API Reference
Core Module
- class chunking_pandas.core.ChunkingExperiment(input_file: str, output_file: str, file_format: FileFormat = FileFormat.CSV, auto_run: bool = True, n_chunks: int = 4, chunking_strategy: str = 'rows', save_chunks: bool = False, n_workers: int | None = None, monitor_performance: bool = False)[source]
Bases:
object
- get_metrics() Dict[str, ChunkingMetrics] [source]
Return performance metrics for all operations.
- get_optimal_chunk_size(data_size: int) int [source]
Calculate optimal chunk size based on data size and available resources.

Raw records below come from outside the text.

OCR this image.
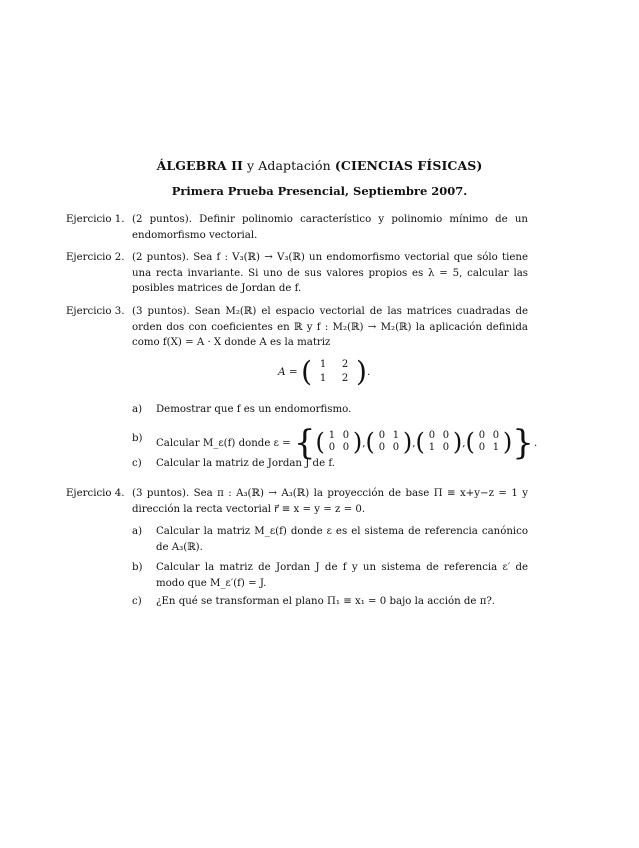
ÁLGEBRA II y Adaptación (CIENCIAS FÍSICAS)
Primera Prueba Presencial, Septiembre 2007.
Ejercicio 1. (2 puntos). Definir polinomio característico y polinomio mínimo de un endomorfismo vectorial.

Ejercicio 2. (2 puntos). Sea f : V₃(ℝ) → V₃(ℝ) un endomorfismo vectorial que sólo tiene una recta invariante. Si uno de sus valores propios es λ = 5, calcular las posibles matrices de Jordan de f.

Ejercicio 3. (3 puntos). Sean M₂(ℝ) el espacio vectorial de las matrices cuadradas de orden dos con coeficientes en ℝ y f : M₂(ℝ) → M₂(ℝ) la aplicación definida como f(X) = A · X donde A es la matriz

A = ( 1	2
1	2 ).
a) Demostrar que f es un endomorfismo.
b) Calcular M_ε(f) donde ε = {( 1 0
0 0 ),( 0 1
0 0 ),( 0 0
1 0 ),( 0 0
0 1 )}.
c) Calcular la matriz de Jordan J de f.
Ejercicio 4. (3 puntos). Sea π : A₃(ℝ) → A₃(ℝ) la proyección de base Π ≡ x+y−z = 1 y dirección la recta vectorial r⃗ ≡ x = y = z = 0.

a) Calcular la matriz M_ε(f) donde ε es el sistema de referencia canónico de A₃(ℝ).
b) Calcular la matriz de Jordan J de f y un sistema de referencia ε′ de modo que M_ε′(f) = J.
c) ¿En qué se transforman el plano Π₁ ≡ x₁ = 0 bajo la acción de π?.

- process_chunks(strategy: ChunkingStrategy) List[DataFrame] | List[ndarray] [source]
Process input data into chunks with parallel support and performance monitoring.
- class chunking_pandas.core.ChunkingMetrics(processing_time: float, memory_usage: float, chunk_sizes: List[int], strategy: str, total_chunks: int)[source]
Bases:
object
Store metrics about chunking operations.
- chunk_sizes: List[int]
- memory_usage: float
- processing_time: float
- strategy: str
- total_chunks: int
Gradio Interface
- chunking_pandas.interface.create_interface() Interface [source]
Create and configure the Gradio interface.
- chunking_pandas.interface.get_sample_data_path() Path [source]
Get the absolute path to sample data.